FDA has been doing its part, said Woodcock, by issuing recent guidance on enrolling diverse populations in clinical trials that include everything from widening eligibility criteria to ensuring cultural and ethnic diversity – “you know, the whole ball of wax,” she said. (RELATED: FDA lays out strategies for promoting diversity in clinical trial enrollment, Regulatory Focus 09 November 2020)
 
Woodcock made the point that though these elements are necessary, they are not sufficient.
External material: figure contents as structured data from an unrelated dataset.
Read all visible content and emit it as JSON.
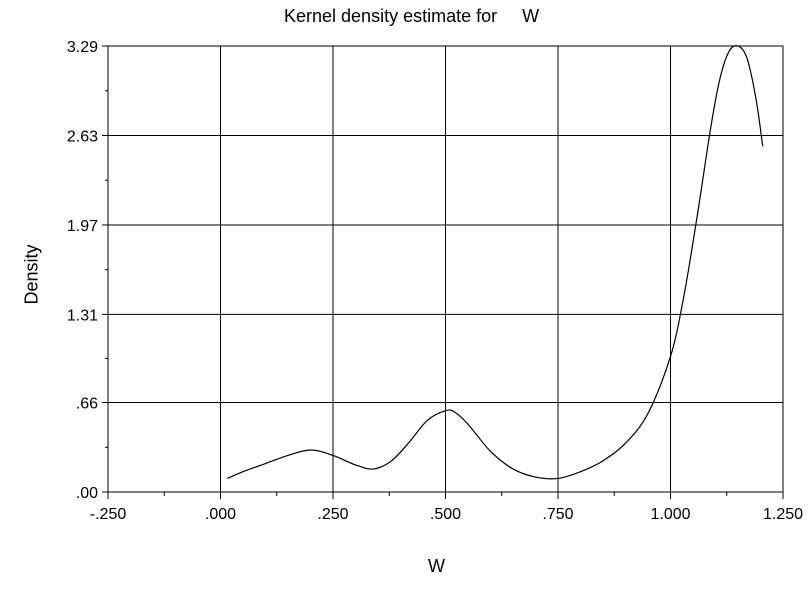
{
  "chart_data": {
    "type": "line",
    "title_prefix": "Kernel density estimate for",
    "title_var": "W",
    "xlabel": "W",
    "ylabel": "Density",
    "xlim": [
      -0.25,
      1.25
    ],
    "ylim": [
      0.0,
      3.29
    ],
    "x_ticks": [
      -0.25,
      0.0,
      0.25,
      0.5,
      0.75,
      1.0,
      1.25
    ],
    "x_tick_labels": [
      "-.250",
      ".000",
      ".250",
      ".500",
      ".750",
      "1.000",
      "1.250"
    ],
    "y_ticks": [
      0.0,
      0.66,
      1.31,
      1.97,
      2.63,
      3.29
    ],
    "y_tick_labels": [
      ".00",
      ".66",
      "1.31",
      "1.97",
      "2.63",
      "3.29"
    ],
    "grid": true,
    "series": [
      {
        "x": [
          0.015,
          0.05,
          0.1,
          0.15,
          0.2,
          0.25,
          0.3,
          0.34,
          0.38,
          0.42,
          0.46,
          0.5,
          0.52,
          0.55,
          0.6,
          0.65,
          0.7,
          0.75,
          0.8,
          0.85,
          0.9,
          0.95,
          1.0,
          1.03,
          1.06,
          1.09,
          1.11,
          1.13,
          1.15,
          1.17,
          1.19,
          1.205
        ],
        "y": [
          0.1,
          0.15,
          0.21,
          0.27,
          0.31,
          0.27,
          0.2,
          0.17,
          0.23,
          0.37,
          0.53,
          0.6,
          0.59,
          0.5,
          0.3,
          0.17,
          0.11,
          0.1,
          0.15,
          0.23,
          0.36,
          0.58,
          1.0,
          1.45,
          2.05,
          2.7,
          3.05,
          3.25,
          3.29,
          3.2,
          2.9,
          2.55
        ]
      }
    ]
  }
}
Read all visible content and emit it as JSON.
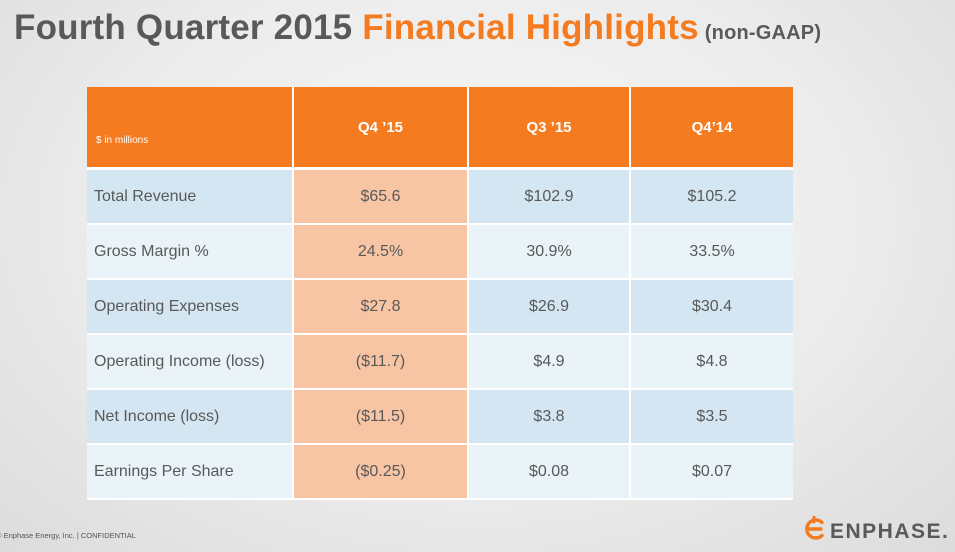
{
  "title": {
    "part1": "Fourth Quarter 2015 ",
    "part2": "Financial Highlights",
    "part3": "(non-GAAP)"
  },
  "table": {
    "units": "$ in millions",
    "headers": [
      "Q4 ’15",
      "Q3 ’15",
      "Q4’14"
    ],
    "rows": [
      {
        "label": "Total Revenue",
        "values": [
          "$65.6",
          "$102.9",
          "$105.2"
        ]
      },
      {
        "label": "Gross Margin %",
        "values": [
          "24.5%",
          "30.9%",
          "33.5%"
        ]
      },
      {
        "label": "Operating Expenses",
        "values": [
          "$27.8",
          "$26.9",
          "$30.4"
        ]
      },
      {
        "label": "Operating Income (loss)",
        "values": [
          "($11.7)",
          "$4.9",
          "$4.8"
        ]
      },
      {
        "label": "Net Income (loss)",
        "values": [
          "($11.5)",
          "$3.8",
          "$3.5"
        ]
      },
      {
        "label": "Earnings Per Share",
        "values": [
          "($0.25)",
          "$0.08",
          "$0.07"
        ]
      }
    ]
  },
  "footer": "© Enphase Energy, Inc. | CONFIDENTIAL",
  "logo": {
    "text": "ENPHASE.",
    "icon": "enphase-logo-icon"
  },
  "colors": {
    "accent": "#f47b20",
    "title_gray": "#595959",
    "row_blue": "#d3e6f1",
    "row_light": "#e9f3f8",
    "highlight_peach": "#f8c5a4"
  }
}
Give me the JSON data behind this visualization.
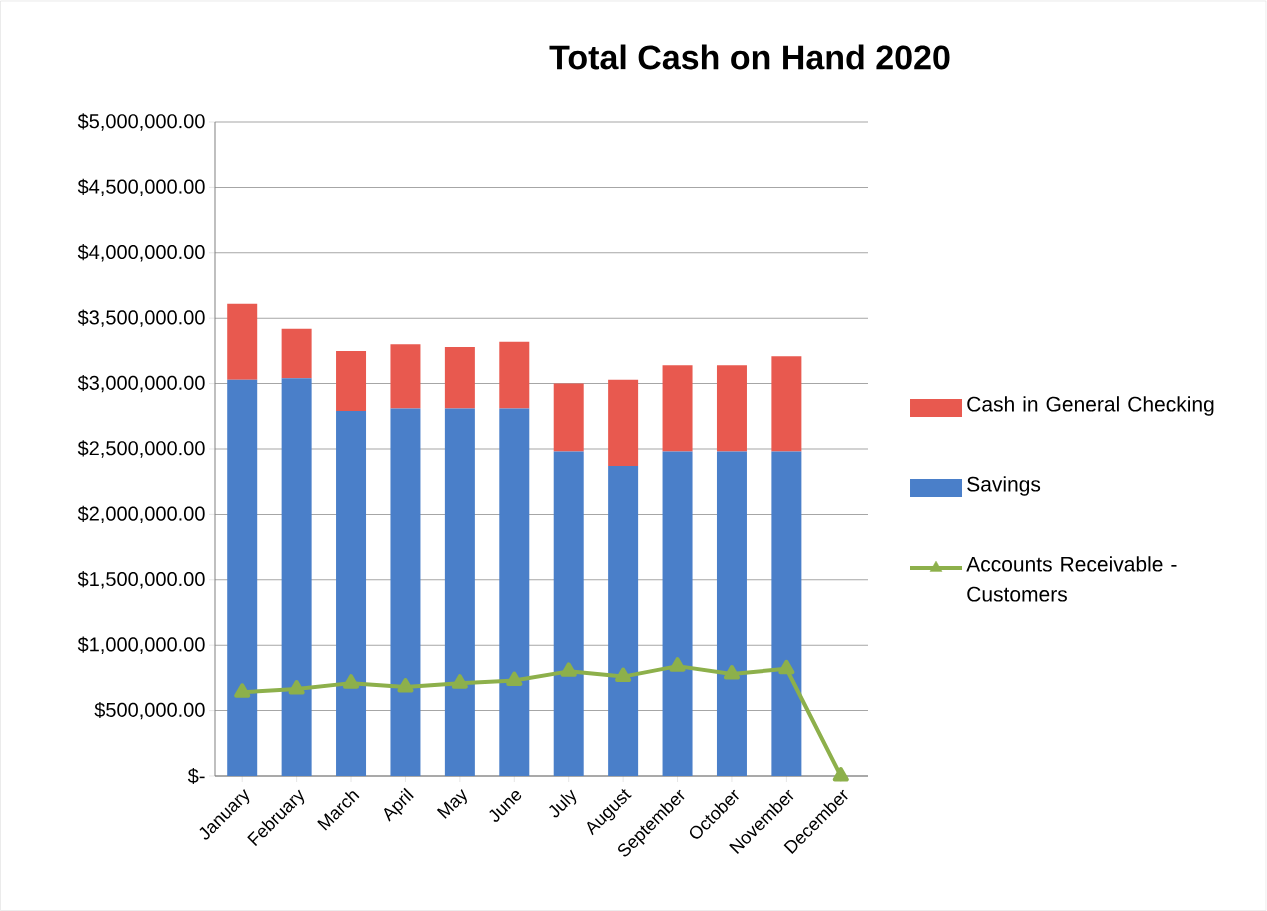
{
  "chart_data": {
    "type": "bar",
    "title": "Total Cash on Hand 2020",
    "categories": [
      "January",
      "February",
      "March",
      "April",
      "May",
      "June",
      "July",
      "August",
      "September",
      "October",
      "November",
      "December"
    ],
    "stacked": true,
    "series": [
      {
        "name": "Savings",
        "color": "#4a7fc9",
        "values": [
          3030000,
          3040000,
          2790000,
          2810000,
          2810000,
          2810000,
          2480000,
          2370000,
          2480000,
          2480000,
          2480000,
          null
        ]
      },
      {
        "name": "Cash in General Checking",
        "color": "#e8594f",
        "values": [
          580000,
          380000,
          460000,
          490000,
          470000,
          510000,
          520000,
          660000,
          660000,
          660000,
          730000,
          null
        ]
      },
      {
        "name": "Accounts Receivable - Customers",
        "type": "line",
        "color": "#8db04b",
        "marker": "triangle",
        "values": [
          640000,
          665000,
          710000,
          680000,
          710000,
          730000,
          800000,
          760000,
          840000,
          780000,
          820000,
          0
        ]
      }
    ],
    "ylim": [
      0,
      5000000
    ],
    "yticks": [
      {
        "value": 0,
        "label": "$-"
      },
      {
        "value": 500000,
        "label": "$500,000.00"
      },
      {
        "value": 1000000,
        "label": "$1,000,000.00"
      },
      {
        "value": 1500000,
        "label": "$1,500,000.00"
      },
      {
        "value": 2000000,
        "label": "$2,000,000.00"
      },
      {
        "value": 2500000,
        "label": "$2,500,000.00"
      },
      {
        "value": 3000000,
        "label": "$3,000,000.00"
      },
      {
        "value": 3500000,
        "label": "$3,500,000.00"
      },
      {
        "value": 4000000,
        "label": "$4,000,000.00"
      },
      {
        "value": 4500000,
        "label": "$4,500,000.00"
      },
      {
        "value": 5000000,
        "label": "$5,000,000.00"
      }
    ],
    "grid": "y",
    "legend": "right"
  }
}
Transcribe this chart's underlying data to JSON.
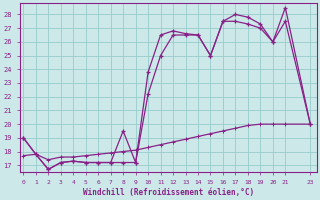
{
  "xlabel": "Windchill (Refroidissement éolien,°C)",
  "bg_color": "#cce8e8",
  "grid_color": "#99cccc",
  "line_color": "#882288",
  "x_ticks": [
    0,
    1,
    2,
    3,
    4,
    5,
    6,
    7,
    8,
    9,
    10,
    11,
    12,
    13,
    14,
    15,
    16,
    17,
    18,
    19,
    20,
    21,
    23
  ],
  "ylim": [
    16.5,
    28.8
  ],
  "xlim": [
    -0.3,
    23.5
  ],
  "series1_x": [
    0,
    1,
    2,
    3,
    4,
    5,
    6,
    7,
    8,
    9,
    10,
    11,
    12,
    13,
    14,
    15,
    16,
    17,
    18,
    19,
    20,
    21,
    23
  ],
  "series1_y": [
    19.0,
    17.8,
    16.7,
    17.2,
    17.3,
    17.2,
    17.2,
    17.2,
    19.5,
    17.2,
    23.8,
    26.5,
    26.8,
    26.6,
    26.5,
    25.0,
    27.5,
    28.0,
    27.8,
    27.3,
    26.0,
    28.5,
    20.0
  ],
  "series2_x": [
    0,
    1,
    2,
    3,
    4,
    5,
    6,
    7,
    8,
    9,
    10,
    11,
    12,
    13,
    14,
    15,
    16,
    17,
    18,
    19,
    20,
    21,
    23
  ],
  "series2_y": [
    19.0,
    17.8,
    16.7,
    17.2,
    17.3,
    17.2,
    17.2,
    17.2,
    17.2,
    17.2,
    22.2,
    25.0,
    26.5,
    26.5,
    26.5,
    25.0,
    27.5,
    27.5,
    27.3,
    27.0,
    26.0,
    27.5,
    20.0
  ],
  "series3_x": [
    0,
    1,
    2,
    3,
    4,
    5,
    6,
    7,
    8,
    9,
    10,
    11,
    12,
    13,
    14,
    15,
    16,
    17,
    18,
    19,
    20,
    21,
    23
  ],
  "series3_y": [
    17.7,
    17.8,
    17.4,
    17.6,
    17.6,
    17.7,
    17.8,
    17.9,
    18.0,
    18.1,
    18.3,
    18.5,
    18.7,
    18.9,
    19.1,
    19.3,
    19.5,
    19.7,
    19.9,
    20.0,
    20.0,
    20.0,
    20.0
  ]
}
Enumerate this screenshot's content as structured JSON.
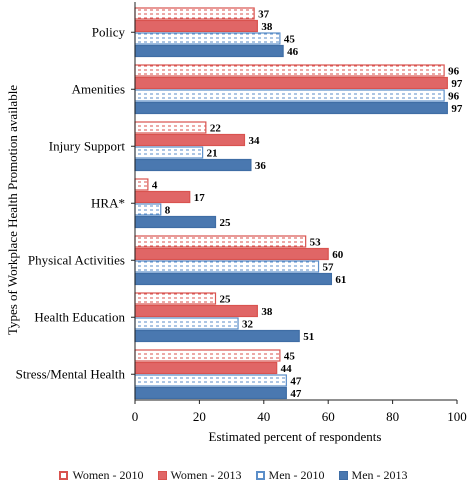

Many practical hurdles still need to be overcome, but lessons from the pandemic may help speed the path to a 21st century approach to clinical trial conduct.
 
Everything from digitizing the informed consent process to enabling remote, “no-touch” visits to telemedicine and better use of the electronic medical record can help facilitate moving trial participation into communities, said Woodcock. “If we can move to those innovations we’re going to help those practitioners out in the community participate because they’re doing fewer forms. We were really impeded, and we still are, by too much trial bureaucracy.”
 
“We’re doing a lessons learned out of the therapeutics group that I was running at what was called [Operation] Warp Speed. It’s going to be a long list!” said Woodock. “But there are many opportunities to streamline.”